To find this probability, we can use the cumulative binomial probability formula:
P(X ≥ k) = Σ [C(n, k) * p^k * (1-p)^(n-k)]
Where:
P(X ≥ k) is the probability of getting at least k successes
n is the sample size
k is the number of successes
C(n, k) is the number of combinations of choosing k successes from n trials
p is the probability of success in a single trial
Using this formula, we can calculate the probability of at least 50% of adults having a college degree in the sample.
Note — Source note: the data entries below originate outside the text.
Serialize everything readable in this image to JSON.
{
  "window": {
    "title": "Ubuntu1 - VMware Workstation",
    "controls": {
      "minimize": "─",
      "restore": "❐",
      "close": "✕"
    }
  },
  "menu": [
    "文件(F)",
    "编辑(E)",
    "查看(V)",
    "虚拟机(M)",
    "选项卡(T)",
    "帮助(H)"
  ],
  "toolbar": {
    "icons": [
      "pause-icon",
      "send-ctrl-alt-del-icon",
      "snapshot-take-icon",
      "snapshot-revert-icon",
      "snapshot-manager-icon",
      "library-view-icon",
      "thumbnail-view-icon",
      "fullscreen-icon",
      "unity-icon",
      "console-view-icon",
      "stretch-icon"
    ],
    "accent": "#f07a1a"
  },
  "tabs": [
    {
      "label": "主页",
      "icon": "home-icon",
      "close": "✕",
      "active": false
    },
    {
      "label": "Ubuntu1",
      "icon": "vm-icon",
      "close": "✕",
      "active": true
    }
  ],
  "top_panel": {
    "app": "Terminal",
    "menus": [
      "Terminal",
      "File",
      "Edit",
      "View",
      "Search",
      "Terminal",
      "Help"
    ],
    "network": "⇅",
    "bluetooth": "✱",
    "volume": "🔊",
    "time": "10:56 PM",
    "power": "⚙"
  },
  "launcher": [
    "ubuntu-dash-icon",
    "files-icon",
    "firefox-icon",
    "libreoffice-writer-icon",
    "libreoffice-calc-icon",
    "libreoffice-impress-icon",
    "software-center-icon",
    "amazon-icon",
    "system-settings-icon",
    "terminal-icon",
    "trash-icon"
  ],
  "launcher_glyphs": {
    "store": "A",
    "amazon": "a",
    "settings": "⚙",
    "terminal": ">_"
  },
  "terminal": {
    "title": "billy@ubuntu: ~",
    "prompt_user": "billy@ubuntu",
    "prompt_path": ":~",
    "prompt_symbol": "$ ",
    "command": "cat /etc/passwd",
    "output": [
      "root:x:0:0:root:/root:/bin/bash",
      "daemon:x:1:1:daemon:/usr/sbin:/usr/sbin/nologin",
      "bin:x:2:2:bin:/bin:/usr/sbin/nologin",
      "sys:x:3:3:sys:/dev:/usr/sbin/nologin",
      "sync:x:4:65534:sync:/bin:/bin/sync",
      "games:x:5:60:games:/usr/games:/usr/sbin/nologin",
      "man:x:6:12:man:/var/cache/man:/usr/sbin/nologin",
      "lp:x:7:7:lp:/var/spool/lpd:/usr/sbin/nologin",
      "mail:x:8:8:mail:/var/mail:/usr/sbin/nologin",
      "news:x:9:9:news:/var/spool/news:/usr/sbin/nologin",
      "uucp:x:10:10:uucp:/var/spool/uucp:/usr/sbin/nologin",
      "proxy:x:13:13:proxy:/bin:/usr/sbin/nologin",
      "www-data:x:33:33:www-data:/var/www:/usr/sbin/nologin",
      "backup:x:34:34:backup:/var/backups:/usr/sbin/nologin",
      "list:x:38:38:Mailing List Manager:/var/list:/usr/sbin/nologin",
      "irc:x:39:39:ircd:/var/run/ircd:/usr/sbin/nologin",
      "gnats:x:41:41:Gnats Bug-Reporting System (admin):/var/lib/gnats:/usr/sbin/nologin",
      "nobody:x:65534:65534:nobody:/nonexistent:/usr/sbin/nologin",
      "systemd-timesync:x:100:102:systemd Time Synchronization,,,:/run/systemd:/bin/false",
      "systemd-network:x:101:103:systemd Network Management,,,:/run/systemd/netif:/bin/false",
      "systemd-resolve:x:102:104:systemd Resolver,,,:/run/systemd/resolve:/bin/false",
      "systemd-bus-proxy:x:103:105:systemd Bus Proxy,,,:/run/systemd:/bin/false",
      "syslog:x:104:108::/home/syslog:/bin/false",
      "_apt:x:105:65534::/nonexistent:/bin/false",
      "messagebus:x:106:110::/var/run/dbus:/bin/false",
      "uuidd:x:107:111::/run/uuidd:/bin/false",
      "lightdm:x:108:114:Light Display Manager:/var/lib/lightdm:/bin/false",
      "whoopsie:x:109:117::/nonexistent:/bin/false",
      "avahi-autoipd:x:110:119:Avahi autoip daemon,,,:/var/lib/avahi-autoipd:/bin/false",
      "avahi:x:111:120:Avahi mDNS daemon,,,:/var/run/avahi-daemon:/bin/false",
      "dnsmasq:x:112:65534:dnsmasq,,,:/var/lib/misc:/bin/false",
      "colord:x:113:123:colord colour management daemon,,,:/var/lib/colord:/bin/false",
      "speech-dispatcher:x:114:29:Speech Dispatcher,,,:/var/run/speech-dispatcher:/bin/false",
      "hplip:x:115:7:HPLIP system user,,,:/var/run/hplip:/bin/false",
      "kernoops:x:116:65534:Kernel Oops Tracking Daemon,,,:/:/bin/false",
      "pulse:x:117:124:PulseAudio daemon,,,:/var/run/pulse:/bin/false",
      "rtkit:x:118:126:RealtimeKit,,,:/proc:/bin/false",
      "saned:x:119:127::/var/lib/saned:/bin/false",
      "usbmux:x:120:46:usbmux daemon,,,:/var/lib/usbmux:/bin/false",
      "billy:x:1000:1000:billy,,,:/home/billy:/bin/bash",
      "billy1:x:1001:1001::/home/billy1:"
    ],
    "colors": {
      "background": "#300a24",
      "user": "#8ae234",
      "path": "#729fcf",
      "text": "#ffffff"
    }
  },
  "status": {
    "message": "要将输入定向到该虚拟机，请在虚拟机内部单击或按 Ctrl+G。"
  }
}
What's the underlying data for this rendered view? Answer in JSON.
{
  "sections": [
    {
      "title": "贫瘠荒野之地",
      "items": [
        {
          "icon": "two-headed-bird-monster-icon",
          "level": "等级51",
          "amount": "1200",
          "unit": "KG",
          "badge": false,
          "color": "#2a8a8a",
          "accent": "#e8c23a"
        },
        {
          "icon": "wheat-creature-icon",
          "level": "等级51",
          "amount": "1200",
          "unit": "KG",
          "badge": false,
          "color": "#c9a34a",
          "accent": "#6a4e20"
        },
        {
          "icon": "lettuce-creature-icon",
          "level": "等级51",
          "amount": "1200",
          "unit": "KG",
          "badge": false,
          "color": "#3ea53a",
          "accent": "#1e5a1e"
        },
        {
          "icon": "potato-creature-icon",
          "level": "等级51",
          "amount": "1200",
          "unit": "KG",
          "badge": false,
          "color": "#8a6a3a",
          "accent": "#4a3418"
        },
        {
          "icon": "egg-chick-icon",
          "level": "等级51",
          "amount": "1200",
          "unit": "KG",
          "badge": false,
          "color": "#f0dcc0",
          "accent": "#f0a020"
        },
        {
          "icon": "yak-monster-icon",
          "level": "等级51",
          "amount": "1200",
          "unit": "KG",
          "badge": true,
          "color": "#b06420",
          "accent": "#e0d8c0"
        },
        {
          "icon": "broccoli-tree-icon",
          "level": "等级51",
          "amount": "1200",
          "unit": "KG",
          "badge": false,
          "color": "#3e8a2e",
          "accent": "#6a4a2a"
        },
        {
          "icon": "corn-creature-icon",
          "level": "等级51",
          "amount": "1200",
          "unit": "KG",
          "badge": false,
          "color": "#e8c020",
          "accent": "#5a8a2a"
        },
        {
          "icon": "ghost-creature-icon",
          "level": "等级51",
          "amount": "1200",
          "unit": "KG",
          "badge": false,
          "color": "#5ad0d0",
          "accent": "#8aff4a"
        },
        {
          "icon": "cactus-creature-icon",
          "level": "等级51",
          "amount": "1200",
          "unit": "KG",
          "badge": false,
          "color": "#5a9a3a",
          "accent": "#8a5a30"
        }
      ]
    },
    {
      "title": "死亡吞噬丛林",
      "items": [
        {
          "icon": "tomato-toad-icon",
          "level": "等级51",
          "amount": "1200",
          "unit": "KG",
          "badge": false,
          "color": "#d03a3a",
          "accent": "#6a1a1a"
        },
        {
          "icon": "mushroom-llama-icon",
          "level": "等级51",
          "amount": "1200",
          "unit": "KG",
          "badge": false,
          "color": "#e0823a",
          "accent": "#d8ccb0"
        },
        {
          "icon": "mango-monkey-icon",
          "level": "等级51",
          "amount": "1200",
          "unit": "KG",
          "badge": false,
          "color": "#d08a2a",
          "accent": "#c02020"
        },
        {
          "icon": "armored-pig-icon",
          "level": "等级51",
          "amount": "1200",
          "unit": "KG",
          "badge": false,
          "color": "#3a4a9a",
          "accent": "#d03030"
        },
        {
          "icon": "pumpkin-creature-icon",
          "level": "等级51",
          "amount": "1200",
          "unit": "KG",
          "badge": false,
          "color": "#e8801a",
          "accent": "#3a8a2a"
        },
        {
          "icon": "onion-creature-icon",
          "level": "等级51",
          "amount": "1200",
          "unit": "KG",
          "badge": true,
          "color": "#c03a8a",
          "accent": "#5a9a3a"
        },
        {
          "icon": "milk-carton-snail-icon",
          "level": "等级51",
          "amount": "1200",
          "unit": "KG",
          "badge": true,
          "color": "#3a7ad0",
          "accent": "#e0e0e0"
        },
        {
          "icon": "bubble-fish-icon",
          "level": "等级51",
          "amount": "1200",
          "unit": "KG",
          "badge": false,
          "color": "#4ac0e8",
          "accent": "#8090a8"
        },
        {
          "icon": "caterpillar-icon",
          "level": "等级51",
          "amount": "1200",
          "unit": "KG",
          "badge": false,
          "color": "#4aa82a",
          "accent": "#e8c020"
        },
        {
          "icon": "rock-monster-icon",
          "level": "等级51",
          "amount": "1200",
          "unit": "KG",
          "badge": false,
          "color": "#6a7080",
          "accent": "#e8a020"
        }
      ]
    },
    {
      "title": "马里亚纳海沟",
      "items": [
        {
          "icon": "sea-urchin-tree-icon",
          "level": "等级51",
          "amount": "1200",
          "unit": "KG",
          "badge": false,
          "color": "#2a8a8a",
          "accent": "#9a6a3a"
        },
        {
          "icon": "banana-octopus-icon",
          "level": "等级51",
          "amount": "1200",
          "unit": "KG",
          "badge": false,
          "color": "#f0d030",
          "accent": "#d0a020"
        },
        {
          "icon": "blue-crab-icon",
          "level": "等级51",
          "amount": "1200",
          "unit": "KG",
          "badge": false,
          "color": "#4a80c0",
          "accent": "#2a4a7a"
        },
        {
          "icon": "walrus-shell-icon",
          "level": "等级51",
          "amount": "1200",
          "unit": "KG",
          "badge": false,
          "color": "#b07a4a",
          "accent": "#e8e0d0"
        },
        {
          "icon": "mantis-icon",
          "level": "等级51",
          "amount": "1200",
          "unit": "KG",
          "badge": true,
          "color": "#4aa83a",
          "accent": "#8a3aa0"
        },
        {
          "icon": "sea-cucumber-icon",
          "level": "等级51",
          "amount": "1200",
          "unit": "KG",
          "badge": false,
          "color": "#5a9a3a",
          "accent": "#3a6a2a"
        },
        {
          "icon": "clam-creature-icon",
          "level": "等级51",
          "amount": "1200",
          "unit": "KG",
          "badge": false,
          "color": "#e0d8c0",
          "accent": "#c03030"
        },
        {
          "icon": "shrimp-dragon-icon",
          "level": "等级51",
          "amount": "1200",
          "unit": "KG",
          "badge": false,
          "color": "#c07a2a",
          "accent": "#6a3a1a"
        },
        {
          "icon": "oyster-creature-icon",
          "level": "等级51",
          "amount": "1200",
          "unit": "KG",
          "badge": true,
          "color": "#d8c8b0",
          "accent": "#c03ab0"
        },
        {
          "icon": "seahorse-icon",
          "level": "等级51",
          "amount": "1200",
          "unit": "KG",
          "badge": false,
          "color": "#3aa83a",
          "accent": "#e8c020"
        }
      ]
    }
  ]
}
Alternatively, you can use statistical software or an online calculator that has the capability to calculate cumulative binomial probabilities. By entering the values of n (80), p (0.6), and the desired range (from 50 to 80), the calculator will provide you with the cumulative probability.
Keep in mind that calculating cumulative probabilities for a large range of values manually can get tedious. Using software or an online calculator is usually more efficient.